Location
- 1799 Rim Thang Rod Fai kao Moo-1 Samrong Nua, Samut Prakarn 10270 Thailand
- Coordinates: 13°39′37″N 100°35′41″E﻿ / ﻿13.6603°N 100.5947°E

Information
- Type: Private school
- Established: 1985
- Gender: Co-educational
- Website: tsi.ac.th

= TSI International School =

TSI International School, formerly Thai Sikh International School (TSI; โรงเรียนนานาชาติทีเอสไอ, ), is an international school that has been operating since 1985. The school has two campuses. The Bearing Campus, which educates students in years Pre-Nursery–13, is located near Bearing BTS station in Samut Prakan, in the Bangkok Metropolitan Area. There is also a primary campus, which educates children from Nursery to year 6, in the Wongwianyai district of Bangkok.

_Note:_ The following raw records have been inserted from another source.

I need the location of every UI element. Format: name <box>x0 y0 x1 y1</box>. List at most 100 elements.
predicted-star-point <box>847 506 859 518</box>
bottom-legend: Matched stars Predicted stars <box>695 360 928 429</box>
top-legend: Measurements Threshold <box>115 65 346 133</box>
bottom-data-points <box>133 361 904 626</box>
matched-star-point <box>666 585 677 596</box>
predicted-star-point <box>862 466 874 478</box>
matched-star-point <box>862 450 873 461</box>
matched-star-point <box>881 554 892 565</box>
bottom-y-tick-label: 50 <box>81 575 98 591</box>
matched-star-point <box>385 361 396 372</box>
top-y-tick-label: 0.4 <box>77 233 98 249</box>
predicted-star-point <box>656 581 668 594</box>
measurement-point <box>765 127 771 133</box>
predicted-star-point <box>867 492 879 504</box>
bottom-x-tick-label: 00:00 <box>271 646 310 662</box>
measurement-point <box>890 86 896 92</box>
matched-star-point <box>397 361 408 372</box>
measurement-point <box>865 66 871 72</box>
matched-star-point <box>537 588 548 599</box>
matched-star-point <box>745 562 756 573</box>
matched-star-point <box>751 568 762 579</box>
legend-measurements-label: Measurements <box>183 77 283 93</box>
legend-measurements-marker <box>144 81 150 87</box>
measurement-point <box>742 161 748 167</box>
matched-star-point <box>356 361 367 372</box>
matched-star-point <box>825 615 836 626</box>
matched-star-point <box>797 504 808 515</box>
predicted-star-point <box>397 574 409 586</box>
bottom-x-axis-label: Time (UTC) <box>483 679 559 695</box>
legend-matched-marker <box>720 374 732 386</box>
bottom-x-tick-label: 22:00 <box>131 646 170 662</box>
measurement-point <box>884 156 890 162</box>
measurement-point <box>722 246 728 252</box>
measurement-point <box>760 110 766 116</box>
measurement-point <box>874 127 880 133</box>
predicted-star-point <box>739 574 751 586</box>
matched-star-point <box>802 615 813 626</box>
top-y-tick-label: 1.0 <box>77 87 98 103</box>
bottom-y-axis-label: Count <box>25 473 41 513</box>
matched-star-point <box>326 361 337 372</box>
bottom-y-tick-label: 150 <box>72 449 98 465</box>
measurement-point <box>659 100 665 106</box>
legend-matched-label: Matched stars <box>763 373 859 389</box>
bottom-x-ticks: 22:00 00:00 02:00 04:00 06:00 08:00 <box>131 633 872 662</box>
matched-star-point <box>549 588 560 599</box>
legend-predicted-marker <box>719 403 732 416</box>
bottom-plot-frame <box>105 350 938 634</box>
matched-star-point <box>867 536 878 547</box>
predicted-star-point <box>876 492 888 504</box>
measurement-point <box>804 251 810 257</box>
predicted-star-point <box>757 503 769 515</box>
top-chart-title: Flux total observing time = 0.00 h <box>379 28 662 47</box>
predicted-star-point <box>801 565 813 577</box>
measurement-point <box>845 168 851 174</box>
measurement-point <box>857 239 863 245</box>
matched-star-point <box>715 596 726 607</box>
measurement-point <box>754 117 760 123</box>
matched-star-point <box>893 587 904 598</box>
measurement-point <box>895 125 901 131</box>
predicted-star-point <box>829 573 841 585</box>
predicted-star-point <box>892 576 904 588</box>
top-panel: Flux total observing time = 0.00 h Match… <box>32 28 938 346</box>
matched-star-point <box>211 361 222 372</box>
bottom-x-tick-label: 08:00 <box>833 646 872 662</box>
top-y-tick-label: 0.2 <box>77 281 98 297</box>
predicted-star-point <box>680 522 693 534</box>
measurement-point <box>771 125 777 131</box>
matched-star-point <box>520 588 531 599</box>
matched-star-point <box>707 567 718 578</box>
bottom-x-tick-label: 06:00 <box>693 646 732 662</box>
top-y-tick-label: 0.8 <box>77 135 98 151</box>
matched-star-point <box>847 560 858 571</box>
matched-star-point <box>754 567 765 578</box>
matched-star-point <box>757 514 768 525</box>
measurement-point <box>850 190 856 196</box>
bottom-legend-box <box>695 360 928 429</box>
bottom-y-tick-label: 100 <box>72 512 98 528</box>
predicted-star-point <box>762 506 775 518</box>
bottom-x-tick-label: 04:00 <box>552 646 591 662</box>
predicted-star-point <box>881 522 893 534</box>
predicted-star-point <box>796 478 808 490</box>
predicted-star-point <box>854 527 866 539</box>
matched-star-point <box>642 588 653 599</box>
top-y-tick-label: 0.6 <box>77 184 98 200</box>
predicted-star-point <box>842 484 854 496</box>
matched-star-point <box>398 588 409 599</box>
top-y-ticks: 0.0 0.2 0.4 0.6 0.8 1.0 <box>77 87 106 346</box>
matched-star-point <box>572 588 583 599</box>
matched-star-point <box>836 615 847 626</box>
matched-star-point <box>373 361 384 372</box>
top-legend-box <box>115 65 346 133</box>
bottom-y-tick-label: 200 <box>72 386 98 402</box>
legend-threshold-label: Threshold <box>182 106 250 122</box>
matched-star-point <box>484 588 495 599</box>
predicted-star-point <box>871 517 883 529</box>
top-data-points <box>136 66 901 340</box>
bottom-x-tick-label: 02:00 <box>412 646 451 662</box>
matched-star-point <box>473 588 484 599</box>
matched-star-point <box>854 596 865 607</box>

The school offers the UK National Curriculum for students at all levels.

The school is partially funded by the Thai Sikh Foundation. The Thai Sikh Foundation handed management of the school to International Schools Services (ISS) between 2017-2023. When the ISS contract concluded in 2023, there were no changes to the leadership team, teachers or school policies.

While tuition fees have increased since 2017, the fees are low in comparison to many of Bangkok's international schools.

Both school campuses have age appropriate facilities such as swimming pools, basketball and tennis courts as well as a 360-metre running track around a football field.

While historically the majority of TSIS' students were of Indian descent, the student population has diversified considerably. Currently, about 20% of the students are Sikh.

The Bearing Campus is located on the eastern edge of Bangkok in the Mueang Samut Prakan District. The school site is over 30 rai in size. The campus includes an administrative block, a gymnasium and auditorium, air-conditioned assembly hall, art centre, computer laboratories, language centre, music centre, science laboratories and swimming pool.